A coté de la disparition dans des conditions troubles de Samuel Wazizi, s’ajoute celle du journaliste Kingsley Fumunyuy Njoka. D’après l’Organisation non gouvernementale Mandela Center International, ce dernier est mis en situation de disparition forcée depuis le 15 mai dernier. Ce qui emmène les professionnels de l’information à se demander:  qui sera le prochain ?

4 Comments

Anonyme

J’espère juste qu’il aura plus de wazizi dans ce pays. Je prie que nous n’ayons plus à vivre ça et que le snjc trouve gain de cause suite à leur revendication

juin 10, 2020 - 7:58 Répondre

Florentin Ndatewouo

C’est le but recherché par la manifestation pacifique qui a été organisée hier 9 juin.

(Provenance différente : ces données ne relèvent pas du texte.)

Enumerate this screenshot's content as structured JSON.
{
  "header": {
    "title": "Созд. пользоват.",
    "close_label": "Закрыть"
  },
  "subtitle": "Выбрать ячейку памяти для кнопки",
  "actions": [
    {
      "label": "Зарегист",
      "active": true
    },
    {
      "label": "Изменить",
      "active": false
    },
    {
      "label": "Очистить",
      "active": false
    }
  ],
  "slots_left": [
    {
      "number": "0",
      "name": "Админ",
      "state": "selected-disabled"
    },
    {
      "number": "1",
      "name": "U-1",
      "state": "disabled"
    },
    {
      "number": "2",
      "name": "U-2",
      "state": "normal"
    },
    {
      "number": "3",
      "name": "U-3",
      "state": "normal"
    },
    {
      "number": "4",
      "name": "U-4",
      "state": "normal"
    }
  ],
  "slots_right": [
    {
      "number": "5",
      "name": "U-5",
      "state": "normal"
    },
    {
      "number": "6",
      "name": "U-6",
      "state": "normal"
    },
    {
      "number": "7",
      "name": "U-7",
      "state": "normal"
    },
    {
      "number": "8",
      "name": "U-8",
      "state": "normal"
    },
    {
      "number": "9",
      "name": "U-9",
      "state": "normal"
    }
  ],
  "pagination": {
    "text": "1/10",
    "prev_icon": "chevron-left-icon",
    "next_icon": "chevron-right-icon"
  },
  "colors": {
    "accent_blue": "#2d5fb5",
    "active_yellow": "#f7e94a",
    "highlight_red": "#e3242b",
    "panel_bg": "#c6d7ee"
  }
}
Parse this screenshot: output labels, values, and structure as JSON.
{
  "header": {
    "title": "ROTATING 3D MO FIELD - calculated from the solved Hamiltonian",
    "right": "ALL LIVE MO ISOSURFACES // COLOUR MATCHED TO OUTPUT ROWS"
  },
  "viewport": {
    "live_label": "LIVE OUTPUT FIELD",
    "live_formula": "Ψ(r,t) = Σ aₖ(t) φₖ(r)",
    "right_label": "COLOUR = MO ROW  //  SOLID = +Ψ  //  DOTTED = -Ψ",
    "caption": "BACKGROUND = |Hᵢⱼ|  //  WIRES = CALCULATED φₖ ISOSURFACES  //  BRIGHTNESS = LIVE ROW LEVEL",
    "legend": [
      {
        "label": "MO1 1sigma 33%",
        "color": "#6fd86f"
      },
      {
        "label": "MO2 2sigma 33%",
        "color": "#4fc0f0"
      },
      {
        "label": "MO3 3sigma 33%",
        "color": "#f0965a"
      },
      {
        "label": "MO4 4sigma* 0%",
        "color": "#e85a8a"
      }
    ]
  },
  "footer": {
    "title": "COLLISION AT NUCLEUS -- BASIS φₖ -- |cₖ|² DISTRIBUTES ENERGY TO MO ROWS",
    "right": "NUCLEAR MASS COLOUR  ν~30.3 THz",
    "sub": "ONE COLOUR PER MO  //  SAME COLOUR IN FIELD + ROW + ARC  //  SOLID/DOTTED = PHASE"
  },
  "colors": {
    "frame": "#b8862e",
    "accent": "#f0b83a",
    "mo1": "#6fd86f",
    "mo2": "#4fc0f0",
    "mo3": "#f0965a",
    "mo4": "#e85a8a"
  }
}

Mais, nous sommes également conscient que le combat pour la préservation de l’intégrité des journalistes est de longue haleine. Il est donc permanent. Mais nous sommes confiants et nous espérons que les choses changeront…

juin 10, 2020 - 7:58 Répondre

Anonyme

Ce pays est d’une curiosité planétaire
Quelqu’un qui décède en 2019 c’est en milieu d’année 2020 et grâce à la chaîne qui rend compte au delà de l’image que finalement le peuple camerounais est informé du décès de Samuel Wazizi
Quoi que le Mindef dise, la vérité est immuable et un jour….

juin 10, 2020 - 7:58 Répondre

    Anonyme

    C’est la raison pour laquelle nous sommes sortis hier pour demander des comptes afin que les journalistes ne se retrouvent plus en situation de disparition forcée comme c’est le cas en ce moment. On enlève les journalistes, on les emmène à des endroits inconnus et puis silence radio. D’autres décèdent tandis que certains en sorte diminués. Il faut que cela cesse, le journalisme n’est pas un crime.